Auch Menschen mit Behinderungen können sich von Krankenkassen keine Mittel ersetzen lassen, bei denen nur die „Erhöhung der Lebensqualität im Vordergrund steht“. Dies hat das Bundessozialgericht (BSG) in Kassel am Dienstag im Fall eines an Multipler Sklerose erkrankten Mannes entschieden, der sich die Kosten für ein Potenzmittel ersetzen lassen wollte. Es gibt kein einklagbares Recht auf eine Erektion, entschieden die Richter: Die Behandlung der erektilen Dysfunktion mit dem Medikament Cialis unterfalle nicht dem Leistungskatalog der Krankenversicherung. Daran ändere auch das Diskriminierungsverbot des Grundgesetzes und die UN-Konvention über die Rechte von Menschen mit Behinderungen nichts. Dass der Ausschluss bestimmter Leistungen auch Behinderte treffe, sei wegen des Gestaltungsspielraums des Gesetzgebers „noch gerechtfertigt“, heißt es in dem Urteil.

Der Kläger, Jahrgang 1961, leidet an fortschreitender MS. Um seine Erektionsstörungen zu behandeln, kaufte er sich das Mittel Cialis, ein Standardtherapeutikum bei Erektionsstörungen. Das Medikament hemmt ein Enzym, das für den Abbau der Erektion zuständig ist, ähnlich wie Viagra, aber mit länger anhaltender Wirkung. 2007 beantragte der Kläger bei seiner Kasse, sie möge die Kosten übernehmen. Die wies ihn ab, und auch vor den Gerichten scheiterte der Mann bisher. Dem Landessozialgericht zufolge sei die Erstattung der Kosten in verfassungsgemäßer Weise vom deutschen Gesetzgeber ausgeschlossen worden.

Es war nicht der erste Fall, den das BSG in Sachen Potenzmittel zu entscheiden hatte. Zum ersten Mal aber hatte sich ein Kläger ausdrücklich auf seine Rechte als Behinderter berufen. Er brauche das Mittel wegen seiner chronischen Erkrankung, hatte der Kläger geltend gemacht. Der Leistungsausschluss sei deshalb auf ihn unanwendbar. Wäre der Mann damit durchgedrungen, hätten die Kassen ihre Praxis überdenken und Behinderte möglicherweise auch in anderen Bereichen besserstellen müssen.

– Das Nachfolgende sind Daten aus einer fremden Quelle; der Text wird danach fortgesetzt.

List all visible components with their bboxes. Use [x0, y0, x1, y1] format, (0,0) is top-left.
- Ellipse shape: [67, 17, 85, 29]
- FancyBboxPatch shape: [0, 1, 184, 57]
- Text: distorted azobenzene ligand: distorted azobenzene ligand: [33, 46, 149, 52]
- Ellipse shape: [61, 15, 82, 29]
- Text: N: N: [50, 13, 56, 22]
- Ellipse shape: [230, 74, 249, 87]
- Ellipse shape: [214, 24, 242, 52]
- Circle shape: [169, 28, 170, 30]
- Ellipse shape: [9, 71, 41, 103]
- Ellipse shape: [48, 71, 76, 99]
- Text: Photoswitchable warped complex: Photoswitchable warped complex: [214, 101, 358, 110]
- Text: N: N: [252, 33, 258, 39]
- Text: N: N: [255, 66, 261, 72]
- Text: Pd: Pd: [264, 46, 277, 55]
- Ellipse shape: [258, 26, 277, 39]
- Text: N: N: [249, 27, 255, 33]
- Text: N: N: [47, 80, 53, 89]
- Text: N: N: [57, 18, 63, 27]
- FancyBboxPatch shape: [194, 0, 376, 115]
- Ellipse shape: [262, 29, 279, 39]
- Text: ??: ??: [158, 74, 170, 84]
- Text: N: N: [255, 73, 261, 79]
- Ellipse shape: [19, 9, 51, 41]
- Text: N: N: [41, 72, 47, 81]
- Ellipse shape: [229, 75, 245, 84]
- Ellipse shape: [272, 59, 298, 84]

Seit der Gesundheitsreform von 2004 werden Medikamente nicht mehr bezahlt, wenn es nur um Wohlgefühle geht. So nimmt das Gesetz neben Potenzmitteln etwa Appetitzügler, Haarwuchsmittel oder Medikamente zur Raucherentwöhnung aus. Die UN-Konvention sei in Teilen zu unbestimmt, damit sich daran etwas ändere und der Kläger sich erfolgreich auf sie berufen könne, urteilten die Bundesrichter nun. Und der anwendbare Teil gehe nicht über ohnehin geltende Diskriminierungsverbote hinaus.

Die Richter betonten, der Leistungsausschluss sei für alle Betroffenen gleich. Der Gesetzgeber verletze seinen Gestaltungsspielraum nicht, wenn er „angesichts der beschränkten finanziellen Leistungsfähigkeit“ solche Leistungen ausschließe, die der Lebensqualität „jenseits lebensbedrohlicher Zustände“ dienten. Dies gelte erst recht in Bereichen, bei denen „die Übergänge zwischen krankhaften und nicht krankhaften Zuständen maßgeblich vom subjektiven Empfinden“ abhängen könnten.